Requesting the document metadata using the link above:

curl -u APIKEY_HERE: https://document-api.company-information.service.gov.uk/document/clSoJ2xbeFSFypK5EcCgR26SpkVe8H4k1nlRrgqpD1Q
{"company_number":"09540283","barcode":"XDDTAN3U","significant_date":"2024-04-30T00:00:00Z","significant_date_type":"made-up-date","category":"accounts","pages":8,"filename":"09540283_aa_2024-10-15","created_at":"2024-10-15T11:32:51.898330388Z","etag":"","links":{"self":"https://document-api.company-information.service.gov.uk/document/clSoJ2xbeFSFypK5EcCgR26SpkVe8H4k1nlRrgqpD1Q","document":"https://document-api.company-information.service.gov.uk/document/clSoJ2xbeFSFypK5EcCgR26SpkVe8H4k1nlRrgqpD1Q/content"},"resources":{"application/pdf":{"content_length":108473},"application/xhtml+xml":{"content_length":76922}}}

To get the iXBRL you’d request the file as you did before, but set the http Accept header to the application/xhtml+xml mime type.

On the PDF issue - I have no idea what PDF parser you’re using, nor have you mentioned which PDF, so I can’t help with that. (Aside from that we don’t do any PDF parsing ourselves currently either).

I’ve just checked a downloaded document which does have textual data (a Confirmation Statement - these are now usually machine-generated) and the PDF doesn’t seem to have much restricted (via Security) e.g. content can be copied etc.

If you search this forum there may be information on parsing of PDFs which could help you.

Thank you so much for all your efforts.
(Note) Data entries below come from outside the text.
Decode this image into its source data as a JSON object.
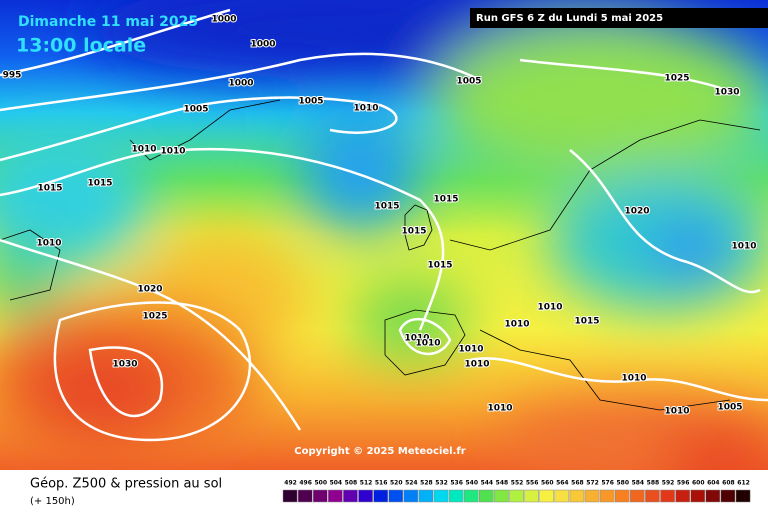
{
  "header": {
    "date": "Dimanche 11 mai 2025",
    "time": "13:00 locale",
    "run": "Run GFS 6 Z du Lundi 5 mai 2025"
  },
  "map": {
    "copyright": "Copyright © 2025 Meteociel.fr",
    "isobar_labels": [
      "1000",
      "1000",
      "995",
      "1000",
      "1005",
      "1025",
      "1030",
      "1005",
      "1005",
      "1010",
      "1010",
      "1010",
      "1015",
      "1015",
      "1015",
      "1015",
      "1020",
      "1015",
      "1010",
      "1010",
      "1015",
      "1020",
      "1010",
      "1025",
      "1010",
      "1015",
      "1010",
      "1010",
      "1010",
      "1030",
      "1010",
      "1010",
      "1010",
      "1010",
      "1005"
    ]
  },
  "footer": {
    "title": "Géop. Z500 & pression au sol",
    "subtitle": "(+ 150h)",
    "legend_levels": [
      492,
      496,
      500,
      504,
      508,
      512,
      516,
      520,
      524,
      528,
      532,
      536,
      540,
      544,
      548,
      552,
      556,
      560,
      564,
      568,
      572,
      576,
      580,
      584,
      588,
      592,
      596,
      600,
      604,
      608,
      612
    ]
  }
}
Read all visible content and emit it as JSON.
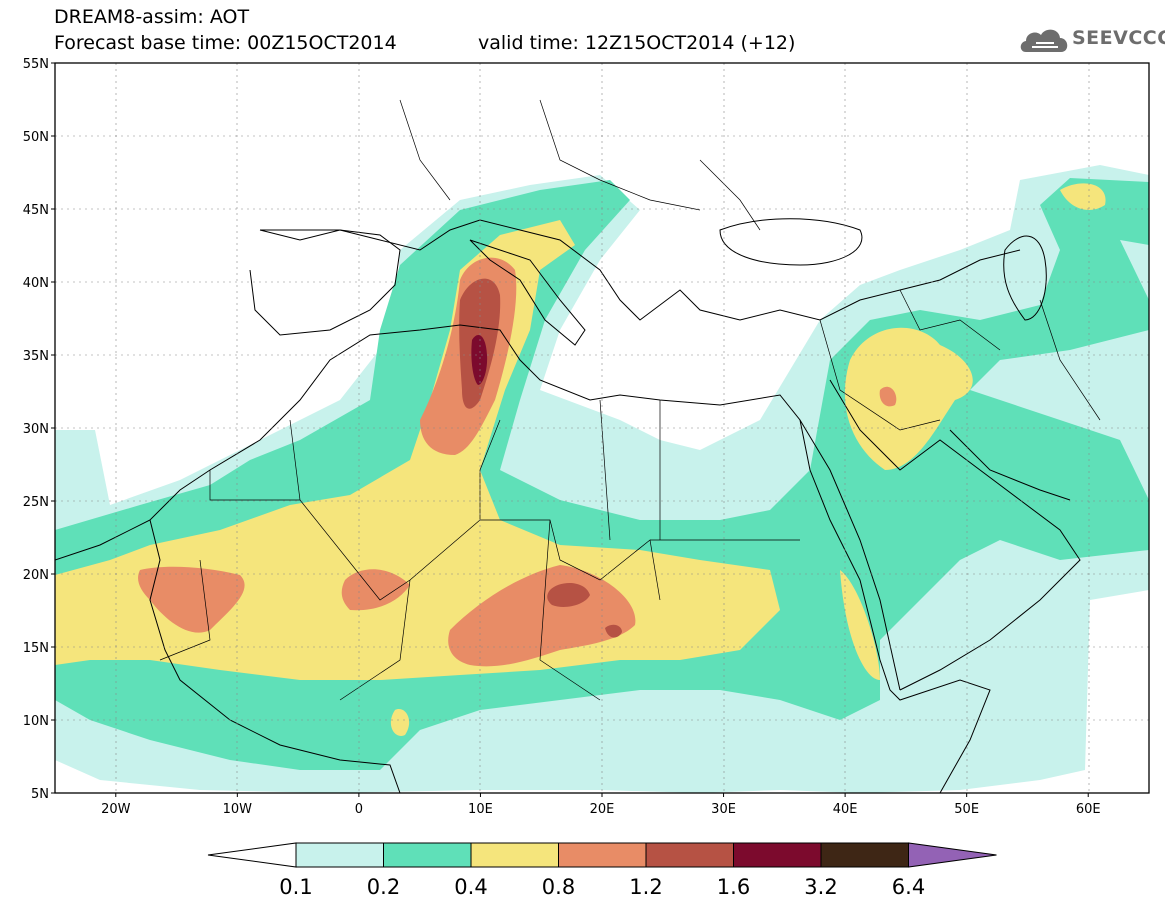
{
  "header": {
    "line1": "DREAM8-assim: AOT",
    "line2": "Forecast base time: 00Z15OCT2014",
    "line3": "valid time: 12Z15OCT2014 (+12)"
  },
  "logo": {
    "text": "SEEVCCC",
    "icon": "cloud-icon"
  },
  "map": {
    "lon_range": [
      -25,
      65
    ],
    "lat_range": [
      5,
      55
    ],
    "lat_ticks": [
      "5N",
      "10N",
      "15N",
      "20N",
      "25N",
      "30N",
      "35N",
      "40N",
      "45N",
      "50N",
      "55N"
    ],
    "lon_ticks": [
      "20W",
      "10W",
      "0",
      "10E",
      "20E",
      "30E",
      "40E",
      "50E",
      "60E"
    ]
  },
  "colorbar": {
    "labels": [
      "0.1",
      "0.2",
      "0.4",
      "0.8",
      "1.2",
      "1.6",
      "3.2",
      "6.4"
    ],
    "colors": [
      "#c8f2ec",
      "#5fe0b8",
      "#f5e57c",
      "#e88c66",
      "#b65244",
      "#7c0a2d",
      "#3e2615"
    ],
    "under_color": "#ffffff",
    "over_color": "#9362b5"
  }
}
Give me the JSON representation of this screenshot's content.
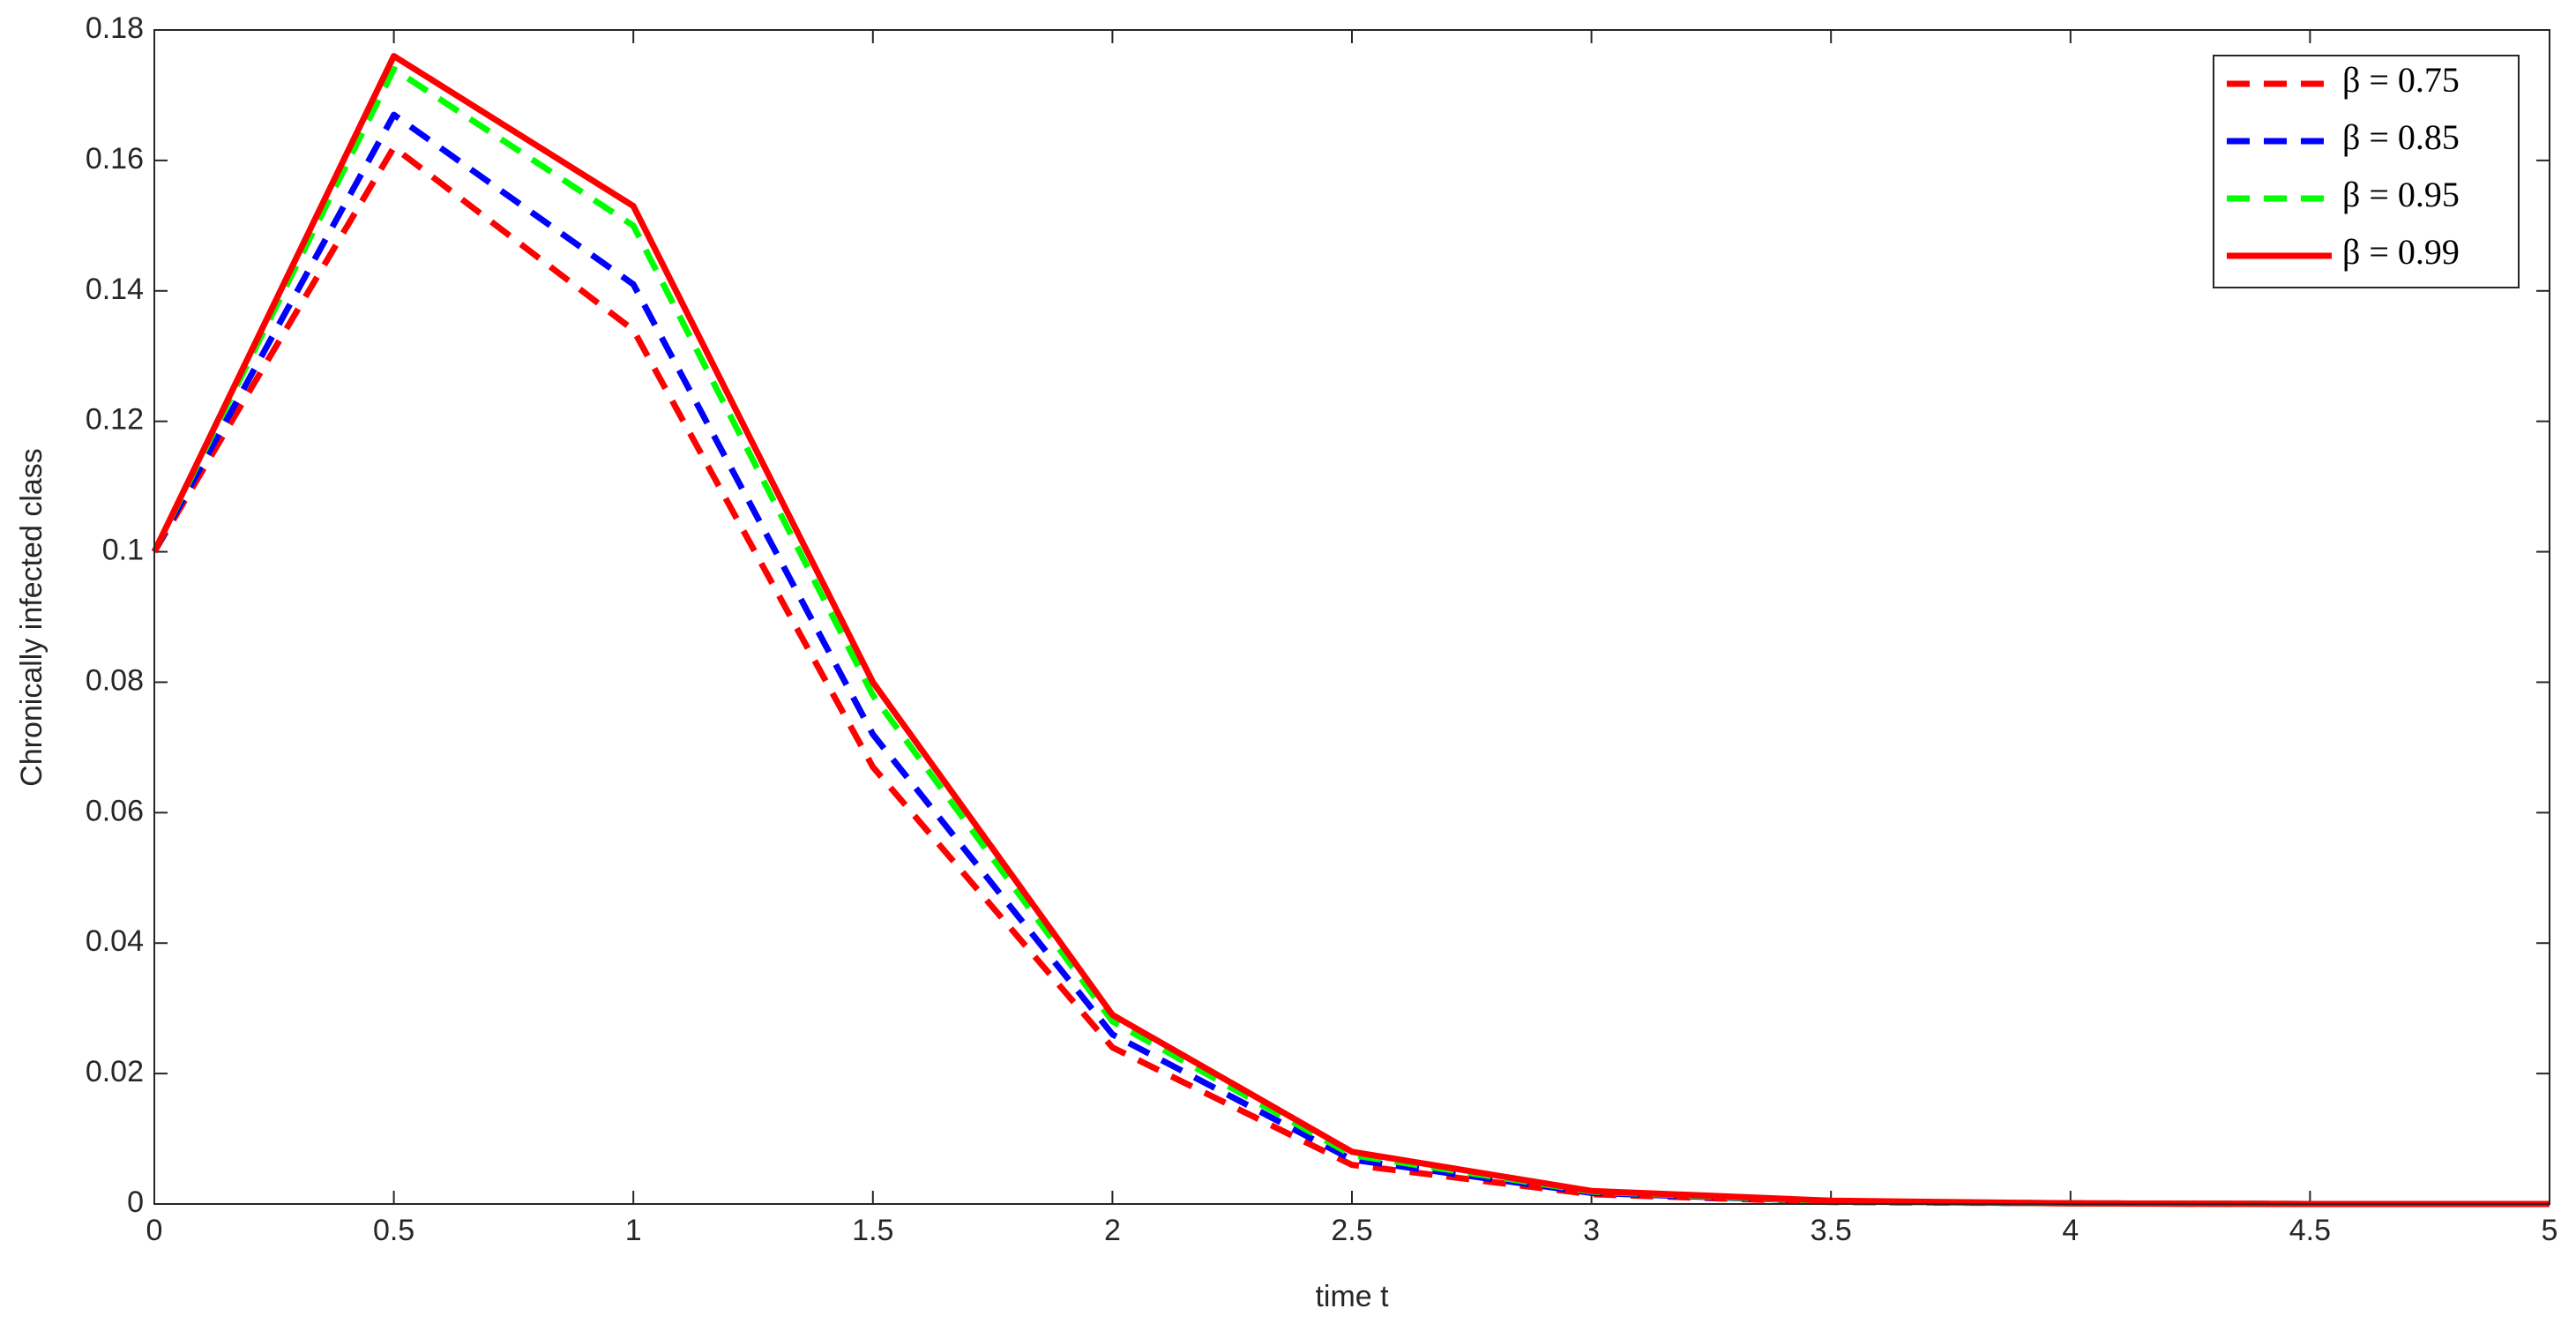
{
  "chart_data": {
    "type": "line",
    "xlabel": "time t",
    "ylabel": "Chronically infected class",
    "x": [
      0,
      0.5,
      1,
      1.5,
      2,
      2.5,
      3,
      3.5,
      4,
      4.5,
      5
    ],
    "series": [
      {
        "name": "β = 0.75",
        "color": "#ff0000",
        "linestyle": "dashed",
        "values": [
          0.1,
          0.162,
          0.134,
          0.067,
          0.024,
          0.006,
          0.0015,
          0.0003,
          0.0001,
          0,
          0
        ]
      },
      {
        "name": "β = 0.85",
        "color": "#0000ff",
        "linestyle": "dashed",
        "values": [
          0.1,
          0.167,
          0.141,
          0.072,
          0.026,
          0.0068,
          0.0017,
          0.0004,
          0.0001,
          0,
          0
        ]
      },
      {
        "name": "β = 0.95",
        "color": "#00ff00",
        "linestyle": "dashed",
        "values": [
          0.1,
          0.174,
          0.15,
          0.078,
          0.028,
          0.0075,
          0.0019,
          0.0004,
          0.0001,
          0,
          0
        ]
      },
      {
        "name": "β = 0.99",
        "color": "#ff0000",
        "linestyle": "solid",
        "values": [
          0.1,
          0.176,
          0.153,
          0.08,
          0.029,
          0.008,
          0.002,
          0.0005,
          0.0001,
          0,
          0
        ]
      }
    ],
    "xlim": [
      0,
      5
    ],
    "xticks": [
      0,
      0.5,
      1,
      1.5,
      2,
      2.5,
      3,
      3.5,
      4,
      4.5,
      5
    ],
    "ylim": [
      0,
      0.18
    ],
    "yticks": [
      0,
      0.02,
      0.04,
      0.06,
      0.08,
      0.1,
      0.12,
      0.14,
      0.16,
      0.18
    ],
    "grid": false,
    "legend": "top-right"
  }
}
If we can reciprocate in any way do let us know (not on this api - but anything else coding-related). We’ll try your suggested method(s).

Re. pdf parsers in general, typically they automate extraction from pdf. For what we need it didn’t seem worthwhile running OCR, even though we have code for that. A quick dirty method is exclude micro company accounts within CH and consider the rest. We were looking at financials just to segment out the smallest firms. The main goal was to confirm status=‘active’, get SIC and basic data like this, which we now have. I think under CompanyOverview there should also be website, to help differentiate two similar names, plus reception phone number.

Thanks to your help we’ve now managed to extract what we need from the source filings. We really appreciate your help. I wrote to Companies House suggesting they update their documentation.

For others reading please note: take the td tag and id, rather than the inline to extract data, then strip out as needed.